Silvia Lane propõe uma Psicologia Social que nasce da materialidade, que observa o real e, a partir dele, constrói categorias como emoção, identidade e inconsciente. Uma Psicologia que vai ao campo, observa, abstrai e transforma. Não se trata de negar a abstração, mas de reconhecer que ela só faz sentido se enraizada no concreto.

Outro ponto central em sua proposta é a noção de sujeito coletivo. Não existimos fora do grupo, nem nos formamos sem linguagem. É na relação com o outro que surgem a cultura, os afetos e, por fim, a consciência – que não é apenas individual, mas também social e histórica.

Ao afirmar que toda Psicologia é Social, Lane não desqualifica outras áreas da Psicologia. Pelo contrário, amplia o olhar. Conhecer o sujeito é também compreender sua inserção cultural, econômica e histórica. Valorizar a individualidade, sim – mas entendendo que ela é atravessada por coletividades.

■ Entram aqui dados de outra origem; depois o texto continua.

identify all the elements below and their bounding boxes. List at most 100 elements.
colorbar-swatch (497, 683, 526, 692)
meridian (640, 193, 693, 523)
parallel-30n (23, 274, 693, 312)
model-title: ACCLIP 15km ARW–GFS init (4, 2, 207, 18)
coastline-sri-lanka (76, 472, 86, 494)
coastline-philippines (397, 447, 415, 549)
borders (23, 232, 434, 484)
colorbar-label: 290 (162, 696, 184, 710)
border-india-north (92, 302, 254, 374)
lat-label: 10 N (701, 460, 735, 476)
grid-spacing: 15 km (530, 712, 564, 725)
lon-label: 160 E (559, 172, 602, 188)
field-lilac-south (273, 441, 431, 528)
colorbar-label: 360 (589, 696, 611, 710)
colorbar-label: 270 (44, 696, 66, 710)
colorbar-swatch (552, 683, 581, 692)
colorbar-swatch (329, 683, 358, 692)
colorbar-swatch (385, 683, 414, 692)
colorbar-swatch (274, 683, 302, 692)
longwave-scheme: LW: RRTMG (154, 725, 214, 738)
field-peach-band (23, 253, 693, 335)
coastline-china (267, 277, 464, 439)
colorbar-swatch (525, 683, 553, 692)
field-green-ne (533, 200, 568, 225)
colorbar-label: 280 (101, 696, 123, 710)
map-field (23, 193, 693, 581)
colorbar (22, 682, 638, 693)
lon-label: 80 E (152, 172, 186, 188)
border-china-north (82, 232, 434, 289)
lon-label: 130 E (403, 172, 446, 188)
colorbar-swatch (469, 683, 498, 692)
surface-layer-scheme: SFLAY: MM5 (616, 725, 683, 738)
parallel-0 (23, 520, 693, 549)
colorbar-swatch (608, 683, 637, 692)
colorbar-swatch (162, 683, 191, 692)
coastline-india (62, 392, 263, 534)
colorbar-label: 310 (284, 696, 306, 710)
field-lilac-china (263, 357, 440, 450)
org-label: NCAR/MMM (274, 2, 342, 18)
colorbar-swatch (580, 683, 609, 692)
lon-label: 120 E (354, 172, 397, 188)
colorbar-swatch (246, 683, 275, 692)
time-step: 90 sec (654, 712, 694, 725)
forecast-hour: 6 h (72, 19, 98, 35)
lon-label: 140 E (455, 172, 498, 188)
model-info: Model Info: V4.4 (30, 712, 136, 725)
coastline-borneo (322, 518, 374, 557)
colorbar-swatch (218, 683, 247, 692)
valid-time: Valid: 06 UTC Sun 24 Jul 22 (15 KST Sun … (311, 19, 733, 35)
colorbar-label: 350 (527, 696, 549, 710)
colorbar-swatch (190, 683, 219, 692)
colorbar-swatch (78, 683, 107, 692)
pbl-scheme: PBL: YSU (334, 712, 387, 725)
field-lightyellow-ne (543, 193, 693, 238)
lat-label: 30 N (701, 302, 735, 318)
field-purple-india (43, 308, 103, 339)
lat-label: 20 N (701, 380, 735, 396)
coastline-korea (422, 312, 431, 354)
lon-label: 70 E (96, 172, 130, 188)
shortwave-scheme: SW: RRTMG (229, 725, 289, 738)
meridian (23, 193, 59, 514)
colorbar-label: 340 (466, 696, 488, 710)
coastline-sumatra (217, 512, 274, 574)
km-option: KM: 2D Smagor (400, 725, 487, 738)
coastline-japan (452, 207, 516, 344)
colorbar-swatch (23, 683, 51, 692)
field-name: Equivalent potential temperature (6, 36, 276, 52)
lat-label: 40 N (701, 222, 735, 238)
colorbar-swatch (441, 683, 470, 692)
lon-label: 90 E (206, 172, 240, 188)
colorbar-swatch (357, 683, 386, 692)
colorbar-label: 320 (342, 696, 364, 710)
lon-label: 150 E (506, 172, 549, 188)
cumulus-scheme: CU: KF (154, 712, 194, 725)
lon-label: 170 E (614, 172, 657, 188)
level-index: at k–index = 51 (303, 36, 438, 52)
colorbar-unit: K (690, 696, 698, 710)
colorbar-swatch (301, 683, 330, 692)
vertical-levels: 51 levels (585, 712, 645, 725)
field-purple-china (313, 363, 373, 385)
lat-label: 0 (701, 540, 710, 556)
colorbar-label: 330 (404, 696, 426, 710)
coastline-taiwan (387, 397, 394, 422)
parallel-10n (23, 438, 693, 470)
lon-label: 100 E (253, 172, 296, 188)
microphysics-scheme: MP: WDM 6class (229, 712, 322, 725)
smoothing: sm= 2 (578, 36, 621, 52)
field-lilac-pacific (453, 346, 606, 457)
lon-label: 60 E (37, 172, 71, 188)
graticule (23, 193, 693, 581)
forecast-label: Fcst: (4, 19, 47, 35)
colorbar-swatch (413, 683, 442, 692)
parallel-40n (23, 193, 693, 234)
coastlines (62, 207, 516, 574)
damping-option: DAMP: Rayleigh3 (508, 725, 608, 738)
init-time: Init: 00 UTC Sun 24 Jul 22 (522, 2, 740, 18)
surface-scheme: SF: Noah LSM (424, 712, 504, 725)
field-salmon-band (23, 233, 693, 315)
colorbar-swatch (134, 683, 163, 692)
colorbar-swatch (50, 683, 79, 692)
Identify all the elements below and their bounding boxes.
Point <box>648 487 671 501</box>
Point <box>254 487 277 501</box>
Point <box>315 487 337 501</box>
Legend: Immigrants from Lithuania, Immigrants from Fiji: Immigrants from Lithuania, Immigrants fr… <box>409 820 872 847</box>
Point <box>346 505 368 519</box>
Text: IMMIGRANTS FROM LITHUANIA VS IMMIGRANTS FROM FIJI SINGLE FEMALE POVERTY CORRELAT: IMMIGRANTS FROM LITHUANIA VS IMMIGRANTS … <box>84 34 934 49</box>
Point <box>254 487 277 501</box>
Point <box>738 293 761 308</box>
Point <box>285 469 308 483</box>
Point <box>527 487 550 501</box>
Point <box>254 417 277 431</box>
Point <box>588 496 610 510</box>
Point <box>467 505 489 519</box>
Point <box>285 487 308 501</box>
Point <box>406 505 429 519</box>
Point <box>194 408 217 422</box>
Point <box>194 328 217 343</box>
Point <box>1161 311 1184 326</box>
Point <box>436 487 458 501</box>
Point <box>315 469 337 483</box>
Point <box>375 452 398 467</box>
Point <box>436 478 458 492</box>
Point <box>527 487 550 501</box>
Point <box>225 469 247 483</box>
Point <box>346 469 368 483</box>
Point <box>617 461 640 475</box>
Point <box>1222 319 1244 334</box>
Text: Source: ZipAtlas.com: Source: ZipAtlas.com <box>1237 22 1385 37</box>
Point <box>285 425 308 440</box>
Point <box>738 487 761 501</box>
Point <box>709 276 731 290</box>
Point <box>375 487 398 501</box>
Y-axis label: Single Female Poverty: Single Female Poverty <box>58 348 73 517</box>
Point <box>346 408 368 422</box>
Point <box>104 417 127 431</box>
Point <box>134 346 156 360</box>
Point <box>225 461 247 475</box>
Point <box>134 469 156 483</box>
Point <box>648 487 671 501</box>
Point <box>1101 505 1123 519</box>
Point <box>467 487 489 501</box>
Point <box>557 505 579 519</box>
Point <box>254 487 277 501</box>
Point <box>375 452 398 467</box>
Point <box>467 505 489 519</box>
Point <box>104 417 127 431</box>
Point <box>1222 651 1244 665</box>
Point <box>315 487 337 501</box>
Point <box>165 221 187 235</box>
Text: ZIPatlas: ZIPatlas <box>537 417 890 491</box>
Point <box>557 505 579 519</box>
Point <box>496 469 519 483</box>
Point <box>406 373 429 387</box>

Em tempos em que se fortalece o discurso de que “cada um é responsável pelo seu próprio sucesso ou fracasso”, revisitar Silvia Lane é um gesto de resistência. É lembrar que o sujeito não nasce pronto: ele se constrói.

Até a próxima.

Referência:
Lane, S. T. M. (1989). Psicologia social: O homem em movimento (8ª ed.). Editora Brasiliense.